First, Father did not alert the trial court to this claim of error, although the date of the pre-trial conference was set almost three months before the trial. This Court will not consider claims of error raised for the first time on appeal. Michalk v. Michalk, 148 Idaho 224, 232, 220 P.3d 580, 588 (2009). Second, Father‟s claim is predicated upon a misreading of the applicable rule of civil procedure. Idaho Rule of Civil Procedure 16(d) provides that a "pre-trial conference shall be held in any action if requested by any party in writing at least 20 days before trial . . . ." (emphasis added). This rule does not require that the pre-trial conference be conducted at least 20 days before trial; the rule requires that a request for the conference must be made at least 20 days in advance of trial. Third, "[a] decision to grant or deny a motion for continuance is vested in the sound discretion of the trial court." Gunter v. Murphy's Lounge, LLC, 141 Idaho 16, 24, 105 P.3d 676, 684 (2005). Father has failed to show that the magistrate court‟s decision was outside the boundaries of its discretion, that the decision was inconsistent with the applicable legal standards, or that the decision was not based upon the exercise of reason. Accordingly, Father has failed to demonstrate an abuse of discretion. Finally, this Court will not reverse unless the trial court‟s denial of a requested continuance has resulted in prejudice to the moving party. Vendelin v. Costco Wholesale Corp., 140 Idaho 416, 425, 95 P.3d 34, 43 (2004) (citing State v. Nunez, 133 Idaho 13, 21, 981 P.2d 738, 746 (1999); State v. Wood, 132 Idaho 88, 106, 967 P.2d 702, 720 (1998)); see also Villa Highlands, LLC v. Western Community Ins. Co., 148 Idaho 598, ___, 226 P.3d 540, 550 (2010). Father has simply failed to demonstrate prejudice resulting from the denial of the requested continuance. As Mother and Step-Father point out, a guardian ad litem is not required in a termination of parental rights proceeding. "The court may in [cases not involving an incompetent parent] appoint a guardian ad litem, as may be deemed necessary or desirable, for any party." I.C. § 16-2007 (emphasis added). We would have to speculate what the substance of any "unbiased report" may have been in order to conclude that it would not support the magistrate judge‟s determination that Father did not abandon GP or that termination was not in GP‟s best interests.

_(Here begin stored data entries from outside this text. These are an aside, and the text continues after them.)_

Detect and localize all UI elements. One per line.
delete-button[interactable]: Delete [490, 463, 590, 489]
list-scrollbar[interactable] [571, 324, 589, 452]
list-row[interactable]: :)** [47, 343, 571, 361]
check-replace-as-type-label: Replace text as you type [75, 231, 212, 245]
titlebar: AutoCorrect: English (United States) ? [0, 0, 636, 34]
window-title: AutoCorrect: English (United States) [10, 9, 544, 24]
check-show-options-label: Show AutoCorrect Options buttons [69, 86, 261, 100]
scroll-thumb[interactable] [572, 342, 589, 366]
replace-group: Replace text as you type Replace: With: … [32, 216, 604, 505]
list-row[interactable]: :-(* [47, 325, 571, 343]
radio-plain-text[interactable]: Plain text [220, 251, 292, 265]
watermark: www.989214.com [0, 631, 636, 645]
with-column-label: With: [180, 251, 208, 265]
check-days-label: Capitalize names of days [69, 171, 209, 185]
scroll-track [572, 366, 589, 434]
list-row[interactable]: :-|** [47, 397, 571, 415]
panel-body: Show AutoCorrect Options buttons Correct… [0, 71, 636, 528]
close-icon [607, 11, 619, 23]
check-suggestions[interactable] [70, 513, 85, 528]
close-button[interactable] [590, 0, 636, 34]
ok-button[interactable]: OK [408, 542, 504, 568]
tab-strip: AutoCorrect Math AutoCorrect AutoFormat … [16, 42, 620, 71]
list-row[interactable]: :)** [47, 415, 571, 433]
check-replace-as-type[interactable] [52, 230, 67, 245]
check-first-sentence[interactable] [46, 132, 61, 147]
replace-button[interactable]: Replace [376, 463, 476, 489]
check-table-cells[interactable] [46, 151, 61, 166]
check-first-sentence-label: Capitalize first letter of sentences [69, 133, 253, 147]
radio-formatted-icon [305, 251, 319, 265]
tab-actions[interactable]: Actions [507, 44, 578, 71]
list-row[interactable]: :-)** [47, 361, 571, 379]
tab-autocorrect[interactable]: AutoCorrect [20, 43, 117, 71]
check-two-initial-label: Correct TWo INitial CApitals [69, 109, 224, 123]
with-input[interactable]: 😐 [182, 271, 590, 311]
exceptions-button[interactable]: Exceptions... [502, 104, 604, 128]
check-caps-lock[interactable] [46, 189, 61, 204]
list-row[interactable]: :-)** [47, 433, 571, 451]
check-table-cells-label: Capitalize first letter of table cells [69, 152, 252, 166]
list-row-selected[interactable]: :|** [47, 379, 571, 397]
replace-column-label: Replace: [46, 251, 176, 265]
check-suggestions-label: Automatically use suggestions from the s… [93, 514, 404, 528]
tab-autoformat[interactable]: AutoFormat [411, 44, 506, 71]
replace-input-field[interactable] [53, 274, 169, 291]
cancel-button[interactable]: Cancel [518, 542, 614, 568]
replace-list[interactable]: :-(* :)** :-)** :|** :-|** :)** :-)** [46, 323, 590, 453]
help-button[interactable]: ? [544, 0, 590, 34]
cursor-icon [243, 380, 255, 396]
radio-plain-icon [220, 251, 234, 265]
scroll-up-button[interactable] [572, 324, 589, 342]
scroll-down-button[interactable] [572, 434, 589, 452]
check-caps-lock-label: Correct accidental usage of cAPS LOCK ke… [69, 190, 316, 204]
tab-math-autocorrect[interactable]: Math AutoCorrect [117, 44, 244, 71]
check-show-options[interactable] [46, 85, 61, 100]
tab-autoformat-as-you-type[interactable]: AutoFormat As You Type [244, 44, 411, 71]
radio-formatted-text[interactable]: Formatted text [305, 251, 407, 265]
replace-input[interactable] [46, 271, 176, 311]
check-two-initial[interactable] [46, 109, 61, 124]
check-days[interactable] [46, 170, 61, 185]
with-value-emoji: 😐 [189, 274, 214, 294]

Father further argues that the magistrate court erred by excluding his late-identified expert witness who intended to testify as to Father‟s progress in substance abuse and mental health treatment. While the testimony was arguably relevant to impeach previous testimony that Father‟s mental health and substance abuse issues impaired his ability to develop a parent-child relationship with GP, Father‟s argument fails because the claim that the testimony was for impeachment purposes was not raised at the time of trial. As previously noted, this Court will not consider issues raised for the first time on appeal. Michalk, 148 Idaho at 232, 220 P.3d at 588.
For the foregoing reasons, we conclude that Father‟s claims that the magistrate judge abused her discretion are without merit.
C. We do not Reach the Question of Whether Father had Parental Rights that Could be Terminated
Because we affirm the magistrate court‟s termination of Father‟s parental rights, we do not reach Mother and Step-Father‟s alternative argument that, because Father did not comply with the requirements of I.C. § 16-1504, he had no parental rights to terminate.
We affirm the magistrate court‟s order terminating Father‟s parental rights. Costs to Respondents.
Chief Justice EISMANN, Justices BURDICK, J. JONES and W. JONES CONCUR.